Минут через пятнадцать выяснилось, что жена одного из инженеров - искусный хирург, что она привезла с собой инструменты, лекарства. Фамилия ее была Свердлова, но к первому председателю ВЦИК она отношения не имела. В барачных, воинствующе антисанитарных условиях она сделала сложнейшую операцию. И мама прожила еще тридцать семь лет. А я с того дня, с первого ноября сорок первого года, стал верить в Бога. Он услышал меня… Могу ли я сомневаться?..

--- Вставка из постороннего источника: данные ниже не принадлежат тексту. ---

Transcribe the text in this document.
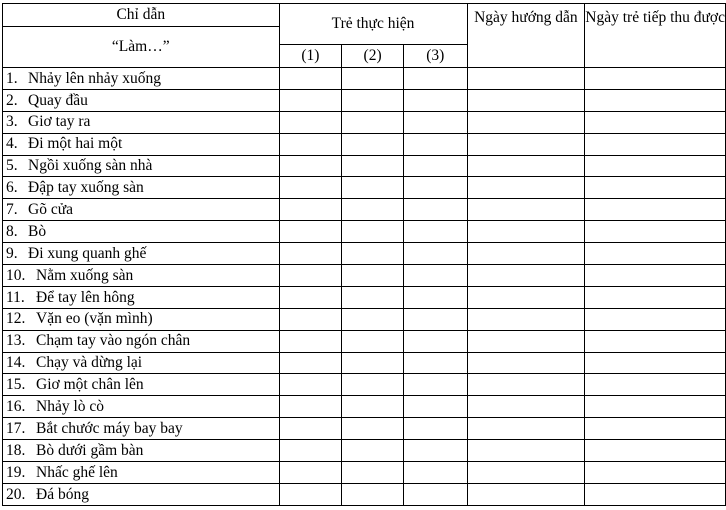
Chỉ dẫn	Trẻ thực hiện			Ngày hướng dẫn	Ngày trẻ tiếp thu được
“Làm…”					
	(1)	(2)	(3)		
1. Nhảy lên nhảy xuống					
2. Quay đầu					
3. Giơ tay ra					
4. Đi một hai một					
5. Ngồi xuống sàn nhà					
6. Đập tay xuống sàn					
7. Gõ cửa					
8. Bò					
9. Đi xung quanh ghế					
10. Nằm xuống sàn					
11. Để tay lên hông					
12. Vặn eo (vặn mình)					
13. Chạm tay vào ngón chân					
14. Chạy và dừng lại					
15. Giơ một chân lên					
16. Nhảy lò cò					
17. Bắt chước máy bay bay					
18. Bò dưới gầm bàn					
19. Nhấc ghế lên					
20. Đá bóng					
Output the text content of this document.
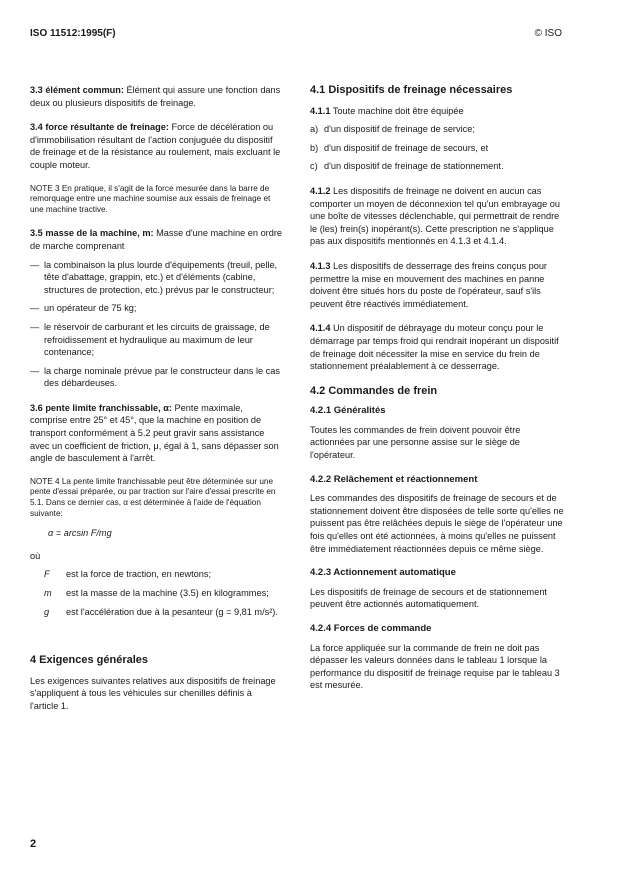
ISO 11512:1995(F)	© ISO

3.3 élément commun: Élément qui assure une fonction dans deux ou plusieurs dispositifs de freinage.

3.4 force résultante de freinage: Force de décélération ou d'immobilisation résultant de l'action conjuguée du dispositif de freinage et de la résistance au roulement, mais excluant le couple moteur.

NOTE 3 En pratique, il s'agit de la force mesurée dans la barre de remorquage entre une machine soumise aux essais de freinage et une machine tractive.

3.5 masse de la machine, m: Masse d'une machine en ordre de marche comprenant

— la combinaison la plus lourde d'équipements (treuil, pelle, tête d'abattage, grappin, etc.) et d'éléments (cabine, structures de protection, etc.) prévus par le constructeur;
— un opérateur de 75 kg;
— le réservoir de carburant et les circuits de graissage, de refroidissement et hydraulique au maximum de leur contenance;
— la charge nominale prévue par le constructeur dans le cas des débardeuses.

3.6 pente limite franchissable, α: Pente maximale, comprise entre 25° et 45°, que la machine en position de transport conformément à 5.2 peut gravir sans assistance avec un coefficient de friction, μ, égal à 1, sans dépasser son angle de basculement à l'arrêt.

NOTE 4 La pente limite franchissable peut être déterminée sur une pente d'essai préparée, ou par traction sur l'aire d'essai prescrite en 5.1. Dans ce dernier cas, α est déterminée à l'aide de l'équation suivante:

α = arcsin F/mg

où

F	est la force de traction, en newtons;
m	est la masse de la machine (3.5) en kilogrammes;
g	est l'accélération due à la pesanteur (g = 9,81 m/s²).

4 Exigences générales

Les exigences suivantes relatives aux dispositifs de freinage s'appliquent à tous les véhicules sur chenilles définis à l'article 1.

4.1 Dispositifs de freinage nécessaires

4.1.1 Toute machine doit être équipée

a) d'un dispositif de freinage de service;
b) d'un dispositif de freinage de secours, et
c) d'un dispositif de freinage de stationnement.

4.1.2 Les dispositifs de freinage ne doivent en aucun cas comporter un moyen de déconnexion tel qu'un embrayage ou une boîte de vitesses déclenchable, qui permettrait de rendre le (les) frein(s) inopérant(s). Cette prescription ne s'applique pas aux dispositifs mentionnés en 4.1.3 et 4.1.4.

4.1.3 Les dispositifs de desserrage des freins conçus pour permettre la mise en mouvement des machines en panne doivent être situés hors du poste de l'opérateur, sauf s'ils peuvent être réactivés immédiatement.

4.1.4 Un dispositif de débrayage du moteur conçu pour le démarrage par temps froid qui rendrait inopérant un dispositif de freinage doit nécessiter la mise en service du frein de stationnement préalablement à ce desserrage.

4.2 Commandes de frein

4.2.1 Généralités

Toutes les commandes de frein doivent pouvoir être actionnées par une personne assise sur le siège de l'opérateur.

4.2.2 Relâchement et réactionnement

Les commandes des dispositifs de freinage de secours et de stationnement doivent être disposées de telle sorte qu'elles ne puissent pas être relâchées depuis le siège de l'opérateur une fois qu'elles ont été actionnées, à moins qu'elles ne puissent être immédiatement réactionnées depuis ce même siège.

4.2.3 Actionnement automatique

Les dispositifs de freinage de secours et de stationnement peuvent être actionnés automatiquement.

4.2.4 Forces de commande

La force appliquée sur la commande de frein ne doit pas dépasser les valeurs données dans le tableau 1 lorsque la performance du dispositif de freinage requise par le tableau 3 est mesurée.

2
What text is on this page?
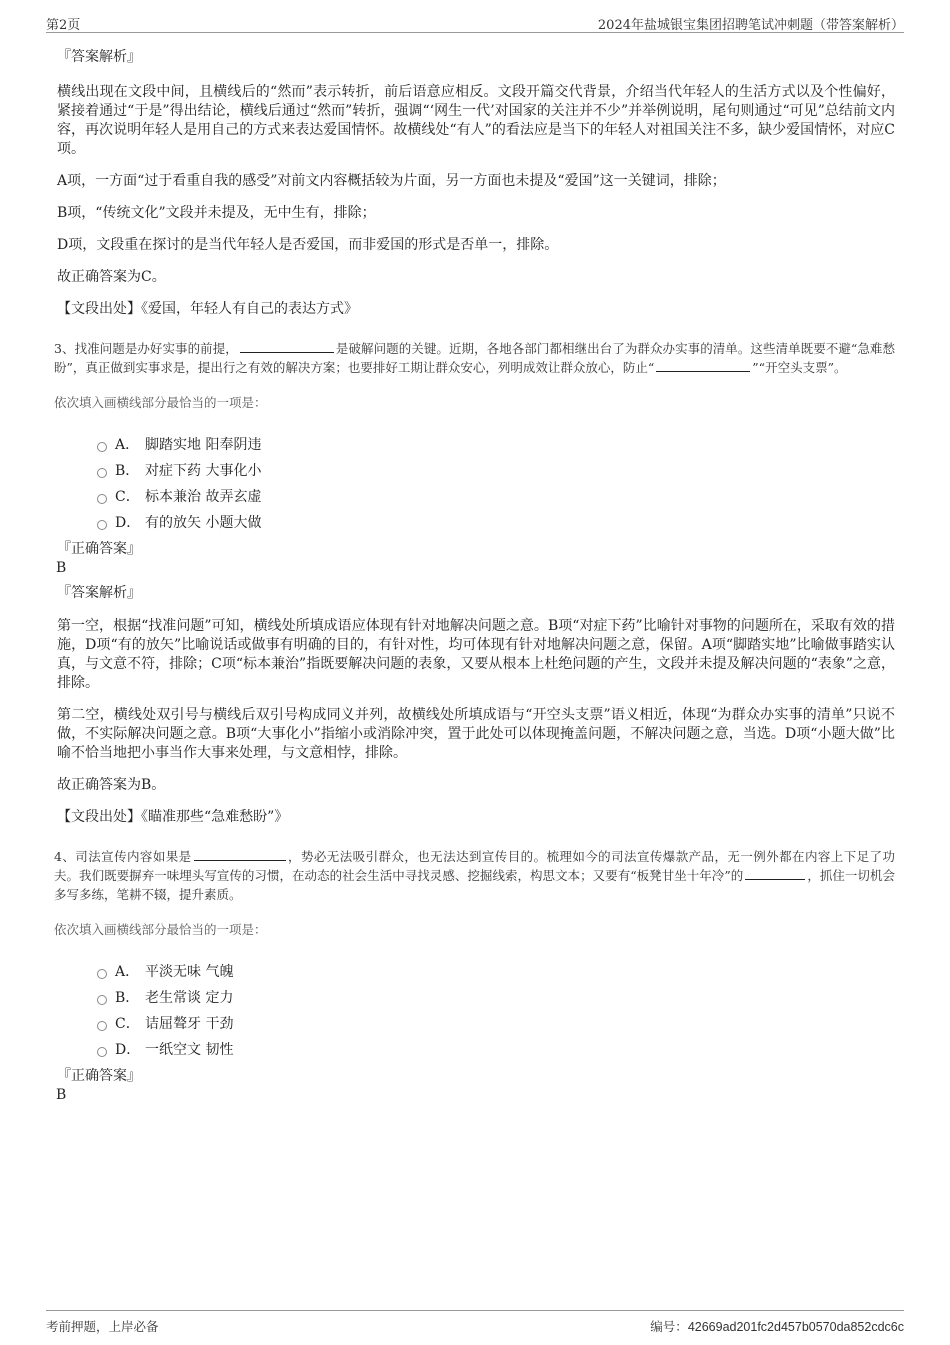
第2页	2024年盐城银宝集团招聘笔试冲刺题（带答案解析）
『答案解析』

横线出现在文段中间，且横线后的“然而”表示转折，前后语意应相反。文段开篇交代背景，介绍当代年轻人的生活方式以及个性偏好，紧接着通过“于是”得出结论，横线后通过“然而”转折，强调“‘网生一代’对国家的关注并不少”并举例说明，尾句则通过“可见”总结前文内容，再次说明年轻人是用自己的方式来表达爱国情怀。故横线处“有人”的看法应是当下的年轻人对祖国关注不多，缺少爱国情怀，对应C项。

A项，一方面“过于看重自我的感受”对前文内容概括较为片面，另一方面也未提及“爱国”这一关键词，排除；

B项，“传统文化”文段并未提及，无中生有，排除；

D项，文段重在探讨的是当代年轻人是否爱国，而非爱国的形式是否单一，排除。

故正确答案为C。

【文段出处】《爱国，年轻人有自己的表达方式》

3、找准问题是办好实事的前提，	是破解问题的关键。近期，各地各部门都相继出台了为群众办实事的清单。这些清单既要不避“急难愁盼”，真正做到实事求是，提出行之有效的解决方案；也要排好工期让群众安心，列明成效让群众放心，防止“	”“开空头支票”。
依次填入画横线部分最恰当的一项是：
A． 脚踏实地 阳奉阴违
B． 对症下药 大事化小
C． 标本兼治 故弄玄虚
D． 有的放矢 小题大做
『正确答案』
B
『答案解析』

第一空，根据“找准问题”可知，横线处所填成语应体现有针对地解决问题之意。B项“对症下药”比喻针对事物的问题所在，采取有效的措施，D项“有的放矢”比喻说话或做事有明确的目的，有针对性，均可体现有针对地解决问题之意，保留。A项“脚踏实地”比喻做事踏实认真，与文意不符，排除；C项“标本兼治”指既要解决问题的表象，又要从根本上杜绝问题的产生，文段并未提及解决问题的“表象”之意，排除。

第二空，横线处双引号与横线后双引号构成同义并列，故横线处所填成语与“开空头支票”语义相近，体现“为群众办实事的清单”只说不做，不实际解决问题之意。B项“大事化小”指缩小或消除冲突，置于此处可以体现掩盖问题，不解决问题之意，当选。D项“小题大做”比喻不恰当地把小事当作大事来处理，与文意相悖，排除。

故正确答案为B。

【文段出处】《瞄准那些“急难愁盼”》

4、司法宣传内容如果是	，势必无法吸引群众，也无法达到宣传目的。梳理如今的司法宣传爆款产品，无一例外都在内容上下足了功夫。我们既要摒弃一味埋头写宣传的习惯，在动态的社会生活中寻找灵感、挖掘线索，构思文本；又要有“板凳甘坐十年冷”的	，抓住一切机会多写多练，笔耕不辍，提升素质。
依次填入画横线部分最恰当的一项是：
A． 平淡无味 气魄
B． 老生常谈 定力
C． 诘屈聱牙 干劲
D． 一纸空文 韧性
『正确答案』
B
考前押题，上岸必备	编号：42669ad201fc2d457b0570da852cdc6c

Дня через три меня вызвал парторг той гигантской оборонной стройки по фамилии Голынский, который, хоть и представлял "большевистскую партию", но человеком оказался хорошим. Как было, так было…
- Начальник сказал мне, что ты печатаешься. Где?
- В "Комсомольской правде". И в "Пионерской"…
- Так вот. Сегодня пятница, а со вторника по приказу верховного главнокомандующего (стройка-то считалась военным объектом!) у нас начнет выходить газета "Крепость обороны". Ежедневная! На правах фронтовой… Ты станешь ответственным секретарем. Приступай прямо сейчас!
И я приступил.
Возвращаясь в предрассветные часы из типографии, я неизменно видел возле барака маму. Она ждала… А еще она, работавшая часов по четырнадцать, находила время днем забежать в редакцию и прочитать газетные полосы - вдруг проскочила опечатка: корректоры предусмотрены не были. Она проверяла типографские оттиски, как мои домашние сочинения в довоенную пору.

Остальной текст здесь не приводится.